19 Kasım 2014 Çarşamba

Delilik ile Zombiler arasında : Shaun of The Dead (2002)



İngilizlerin komedi anlayışı tartışmasız üst seviyede. Mizah ve komedi hayatlarımızı çekilebilir hale getiren başlıca unsurlar arasında. Cicero'nun önerdiği gibi : '' Komedya hayatın yansısı, âdetlerin görünüşü, gerçeğin aynasıdır.'' .





Bu filmde dikkat edilmesi gereken temel unsur Simon Pegg'in canlandırdığı Shaun karakterinin aslında bizler olduğu. Yaşadığımız hayat koşulları doğa ana gibi biz canlıları beslemek ve büyütmek üzerine davranış geliştirmemekte; aksine öğütmek, şekillendirmek ve işlevsizleştirmek üzerine kurulu. En temel de Shaun'un ölüleri bizlere bunu anlatmakta. Birçoklarımız başkalarının istediği kalıp ve davranışları sergilemek adın benliklerimizden ödün vermekteyiz. Bir bireyin modern hayat içindeki sıkışmışlığını ve mücadelesini karanlık olduğu kadar eğlenceli bir dilde dile getiriyor. Hiç kuşkusuz bu anlatım dilini Monty Python'a borçlular.



Deliliğe Övgü ve Komedi

Erasmus'un milat değerindeki eseri Deliliğe Övgü' de, hayatı çekilebilir yapanın delilik olduğunu vurgulamaktadır. Rönesans'ın önemli kavramlarını içinde barındıran kitap, Ortaçağ döneminden kısıtlanan bireysel alanlarında mutluluklarını kaybeden insanlara, yeni bir dönemde yol haritası çizmektedir. Erasmus Deliliğe Övgü adlı eserinde, deliğin dilinden (stultitia), kendi kendisine övgüler düzer; hayatın her evresinde deliliğin nasıl egemen olduğunu anlatır. Bu arada özellikle din kurumu ve din adamları ile devlet yönetiminin hemen hemen her kademesindeki kişiler ve kurumlar deliliğin sivri dilinden nasibini alır. Erasmus şunu belirtir : '' Mutluluk Aklın bittiği yer de başlar.'' Shaun'un Ölülerin' de bunu gözlerimiz. Ölüler dirilir ya da gerçekçi bakmamız gerekirse sıradan bir adamın hayatındaki problemlerin ağırlığını kıyamet olarak görmesini abartılı bir dilde izleriz.

Kısaca Shaun bizlere Erasmus'un önerisi gibi bir film sunar baştan sona delilikle dolu.

Delilik terimin hangi bilim dalına ait olduğuna baktığımızda ise Hukuk karşımıza çıkmaktadır.

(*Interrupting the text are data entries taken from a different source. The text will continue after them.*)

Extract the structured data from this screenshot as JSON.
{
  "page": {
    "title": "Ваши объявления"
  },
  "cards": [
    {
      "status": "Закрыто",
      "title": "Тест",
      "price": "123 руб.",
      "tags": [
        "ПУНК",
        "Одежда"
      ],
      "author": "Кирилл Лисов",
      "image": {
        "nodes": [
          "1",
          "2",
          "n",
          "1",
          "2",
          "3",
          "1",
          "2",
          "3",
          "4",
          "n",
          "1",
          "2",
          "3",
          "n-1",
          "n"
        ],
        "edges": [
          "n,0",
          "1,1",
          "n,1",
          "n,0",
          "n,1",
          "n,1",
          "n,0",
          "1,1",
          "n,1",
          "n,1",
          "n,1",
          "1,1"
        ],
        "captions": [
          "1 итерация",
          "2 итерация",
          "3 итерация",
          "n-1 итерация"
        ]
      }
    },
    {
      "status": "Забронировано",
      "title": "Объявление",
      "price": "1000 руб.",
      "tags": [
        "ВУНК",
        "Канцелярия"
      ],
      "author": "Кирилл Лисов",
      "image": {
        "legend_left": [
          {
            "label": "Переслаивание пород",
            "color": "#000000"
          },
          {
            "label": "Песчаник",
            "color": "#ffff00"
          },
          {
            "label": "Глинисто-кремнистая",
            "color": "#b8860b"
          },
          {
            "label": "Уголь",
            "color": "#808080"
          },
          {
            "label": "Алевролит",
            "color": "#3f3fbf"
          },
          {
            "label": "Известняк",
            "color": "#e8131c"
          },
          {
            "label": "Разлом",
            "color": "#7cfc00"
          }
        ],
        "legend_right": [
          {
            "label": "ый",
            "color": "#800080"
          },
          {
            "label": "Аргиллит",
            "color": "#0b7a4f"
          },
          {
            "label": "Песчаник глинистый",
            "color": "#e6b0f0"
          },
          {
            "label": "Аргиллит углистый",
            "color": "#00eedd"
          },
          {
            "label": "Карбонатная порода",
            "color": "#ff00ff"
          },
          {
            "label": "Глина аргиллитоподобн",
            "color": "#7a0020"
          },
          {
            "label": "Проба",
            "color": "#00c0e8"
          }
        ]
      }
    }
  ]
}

Aslında bir yargı sözcüğüdür delilik aynı zamanda kültürel olarak hemen hemen tüm toplumların konuşma ve yazma diline yerleşmiştir. Modernizmle birlikte gelişen bu olgu Post-Modernizmle birlikte reddedilmiştir. Aslına bakılırsa psikolojide delilik kavramı sistem içine yerleşemeyen ya da sisteme zarar verme seviyesine göre önem kazanır. Burada tekrardan karşımıza yasalar, düzenler ve hukuk sistemi ortaya çıkar. Bu doğrultuda Shaun kapitalist düzen içinde sıkışmış yaşam alanında çırpınmaya çalışan bir bireydir. Ve tüm film boyunca onun yaşam mücadelesini izleriz.



Tüm bunların ışığında Shaun of The Dead (2002)'ı deneyimlerken Shaun'un adının yerine kendi adınızı yerleştirerek izleyin.


Lord magius/Haribo extreme culture aittir.

Not: Bu yazı ilk kez Bağımsız Akımın zombi filmleri gösteriminde paylaşılmıştır.